An eventful week...Wednesday, Halloween, I played a happy hour gig at Leadbetter's. Good crowd for the holiday (Fells Point buzzes for Halloween) and I actually made decent money, almost $80 between tip and my share of the take from the bar. Not enough that I'm going to quit the day job, but $80 for four hours - $20 an hour - is respectable. I'd play more often if I could get gigs that paid like that, sure.
Hung out afterward for the night shift, crowded but generally having a good time enjoying the musical stylings of Johnny Smooth...until, during a break in his set, I made my way up front for some fresh air and looked outside, to see a pushing match, a fight brewing, in front of the Admiral's Cup a few doors down.
I told the guy on the door to call 911, and ran over to break things up. Yelling "Break it up! Break it up! Cops are on the way!", I did my best to cool things down, stepping between any pair who looked in conflict. It was impossible to figure out who was pissed with whom about what; but for that minute of two, my job was just to act as a sort of "anti-catalyst", preventing violent reactions.
Is this a smart thing to do? It does mean possibly getting hurt - I messed my left shoulder up a decade ago jumping in to break up barfight. And this time, I got hit by something or someone - I didn't see - on the top of my head, just as the cops showed up. No damage though, just annoying.
And that's sort of the key - after two decades of karate training, I can go into a situation like that, get pushed around, even hit, and keep my head. That, plus maybe the ability to avoid or take a punch, and to put somebody down if need by, means that I'm probably the best-qualified person on the scene to intervene until professionals arrive. And sometimes, sadly, it seems I'm still more qualified than some of the cops and bouncers I've seen, to de-escalate a situation. Still, I'll gladly yield when someone more qualified shows up - which is why I told the doorman to call 911.

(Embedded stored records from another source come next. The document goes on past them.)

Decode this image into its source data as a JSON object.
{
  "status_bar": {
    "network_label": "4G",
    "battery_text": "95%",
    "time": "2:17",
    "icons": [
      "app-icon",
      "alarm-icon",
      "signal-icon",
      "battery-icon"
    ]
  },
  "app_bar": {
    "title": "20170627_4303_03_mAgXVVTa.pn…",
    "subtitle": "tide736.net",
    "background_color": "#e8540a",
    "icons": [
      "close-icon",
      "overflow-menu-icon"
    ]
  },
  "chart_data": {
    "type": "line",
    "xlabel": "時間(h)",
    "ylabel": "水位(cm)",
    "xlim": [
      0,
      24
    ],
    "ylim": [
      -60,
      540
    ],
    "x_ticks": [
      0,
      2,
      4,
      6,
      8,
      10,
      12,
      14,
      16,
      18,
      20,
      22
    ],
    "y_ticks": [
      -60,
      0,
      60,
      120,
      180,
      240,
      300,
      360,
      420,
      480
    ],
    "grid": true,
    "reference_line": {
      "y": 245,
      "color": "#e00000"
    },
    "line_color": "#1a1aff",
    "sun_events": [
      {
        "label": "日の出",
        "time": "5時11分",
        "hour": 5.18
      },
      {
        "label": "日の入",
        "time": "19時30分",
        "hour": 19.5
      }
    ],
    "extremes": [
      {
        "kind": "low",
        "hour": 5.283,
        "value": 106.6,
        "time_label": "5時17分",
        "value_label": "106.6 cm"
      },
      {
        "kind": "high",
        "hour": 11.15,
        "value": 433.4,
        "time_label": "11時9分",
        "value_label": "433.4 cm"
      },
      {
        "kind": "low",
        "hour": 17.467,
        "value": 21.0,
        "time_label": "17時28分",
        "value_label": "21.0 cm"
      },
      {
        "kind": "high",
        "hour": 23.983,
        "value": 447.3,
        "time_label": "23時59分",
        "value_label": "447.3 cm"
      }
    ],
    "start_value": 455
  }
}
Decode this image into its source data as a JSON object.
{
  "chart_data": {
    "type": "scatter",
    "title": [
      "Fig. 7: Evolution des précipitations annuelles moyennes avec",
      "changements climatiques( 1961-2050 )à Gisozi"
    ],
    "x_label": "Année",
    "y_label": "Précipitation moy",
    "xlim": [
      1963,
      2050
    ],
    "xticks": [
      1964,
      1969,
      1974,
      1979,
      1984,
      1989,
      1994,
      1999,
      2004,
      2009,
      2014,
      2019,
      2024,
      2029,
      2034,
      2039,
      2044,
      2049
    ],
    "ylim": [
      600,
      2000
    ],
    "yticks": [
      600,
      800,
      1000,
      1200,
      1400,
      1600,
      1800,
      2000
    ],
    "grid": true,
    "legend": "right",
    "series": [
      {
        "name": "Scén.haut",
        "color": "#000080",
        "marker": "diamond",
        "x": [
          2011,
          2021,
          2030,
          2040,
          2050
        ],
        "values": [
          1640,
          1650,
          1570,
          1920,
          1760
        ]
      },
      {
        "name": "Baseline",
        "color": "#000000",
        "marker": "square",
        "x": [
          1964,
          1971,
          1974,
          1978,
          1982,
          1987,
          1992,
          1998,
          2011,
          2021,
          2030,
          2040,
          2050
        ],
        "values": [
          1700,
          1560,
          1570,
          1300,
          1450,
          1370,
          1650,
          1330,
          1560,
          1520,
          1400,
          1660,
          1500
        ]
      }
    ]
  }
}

Anyway, my options were to act and risk my own safety, or not act and possibly allow someone else to get hurt.
So, in I jumped. All turned out ok this time.
Friday, we had a good Samhain circle out at Joe's place; last night, the benefit show at 2640. First time that my uncle Jeff and I have played on the same bill, which was pretty cool. Then a big Halloween party at Joe's...slept in today, grabbing that extra hour of sleep from the time change. Stopped by to see Jeff and Cindy to try to help out with some computer stuff. Now dinner at the Yabba Pot, before Zelda's.
Zelda's Inferno exercise for November 4: write about your roots, then pull out the images as raw poetry-stuff. (Though I really only did the first half.)
Vines have many roots, spread out over their length. It's their nature; unlike a tree, digging ever down, reaching depths, the vine grows across the ground, putting down one root here, then another further along.
The other night I drew a card from a Celtic divination deck. Each card represented a tree or plant, and told the mythology of it. I drew honeysuckle.
This summer, the American honeysuckle I planted years ago finally established itself and flourished. (The honeysuckle most of us know, the yellow and white one, is an invasive Asian variety, but there is a type native to our shores.) It took several seasons until it had enough roots to flourish. For a while, I didn't think it would survive, but now its red blossoms surround the cherry tree on my front lawn, even through into the autumn.
And as I look back over my life-so-far, I feel that a fitting metaphor. A late bloomer, growing as I stuck roots into different places, sprouting up from my family, reaching out to math and science and poetry and music and karate and zen and paganism and shiatsu, drawing sustenance from each until I grew strong enough to bloom.